There was a glimpse in his eyes and a shadow of a smile on his lips but otherwise he remained motionless. He continued in the same low voice.
"Your mom made me realise how important Ringil is to you. You could have probably explained that to me yourself, had I talked to you like you wanted, but again, thinking is not my strongest point in this story," he smiled apologetically but it quickly vanished and he sighed. "What I am trying to say is…" he apparently hesitated. "I wouldn't be surprised if you loved him. I probably would, if I were you." There was no sarcasm in his tone.
"I probably would, too, but for you." His eyes, if it was possible, lit up even more. "I'm sorry I failed your trust. I always thought I, not you, should feel endangered, with all those gorgeous elves in Imladris, only waiting for you to spare them a glance. I had never expected I would even think about somebody else. But Ringil was here, all the time, and when I thought about us… We are only ever reunited for a limited time. There is always a thought at the back of my mind that we will have to say goodbye soon. That's…" I broke off. The awareness of how easily everything would come to me, if I had just forgotten about Elladan, was soul-crashing. I sobbed for the first time in a very long time. I had missed Elladan so much, and I had looked forward to seeing him but now it was happening and we ruined it.
I felt him wrap his arms around me, his warmth and smell embracing me. I cried like a baby.
"That night after I kissed him," I managed to get out between the sobs, "I thought I was going to lose you both. That I had ruined everything. I had never felt so lonely in my whole life." His hand on my back was trembling, or maybe it was just my trembling reverberating through it.

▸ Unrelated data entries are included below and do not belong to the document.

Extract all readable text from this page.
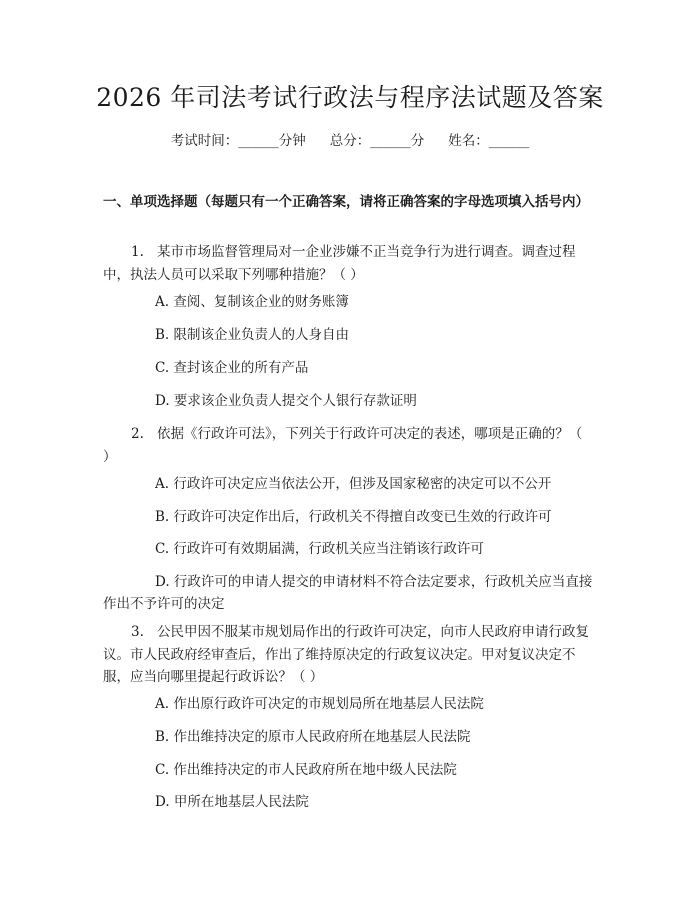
2026 年司法考试行政法与程序法试题及答案
考试时间：______分钟 总分：______分 姓名：______
一、单项选择题（每题只有一个正确答案，请将正确答案的字母选项填入括号内）
1. 某市市场监督管理局对一企业涉嫌不正当竞争行为进行调查。调查过程中，执法人员可以采取下列哪种措施？（ ）
A. 查阅、复制该企业的财务账簿
B. 限制该企业负责人的人身自由
C. 查封该企业的所有产品
D. 要求该企业负责人提交个人银行存款证明
2. 依据《行政许可法》，下列关于行政许可决定的表述，哪项是正确的？（ ）
A. 行政许可决定应当依法公开，但涉及国家秘密的决定可以不公开
B. 行政许可决定作出后，行政机关不得擅自改变已生效的行政许可
C. 行政许可有效期届满，行政机关应当注销该行政许可
D. 行政许可的申请人提交的申请材料不符合法定要求，行政机关应当直接作出不予许可的决定
3. 公民甲因不服某市规划局作出的行政许可决定，向市人民政府申请行政复议。市人民政府经审查后，作出了维持原决定的行政复议决定。甲对复议决定不服，应当向哪里提起行政诉讼？（ ）
A. 作出原行政许可决定的市规划局所在地基层人民法院
B. 作出维持决定的原市人民政府所在地基层人民法院
C. 作出维持决定的市人民政府所在地中级人民法院
D. 甲所在地基层人民法院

"I would never leave you," Elladan said in a shaking voice and I knew exactly why. Because he almost had. Almost packed his things and went home, had he not talked to his brother and my mother, he might have already been gone. "You're everything to me. I love you, Lis. I love you," he repeated that over and over again, like those words contained everything in the world that he wanted to tell me. And I felt like they did.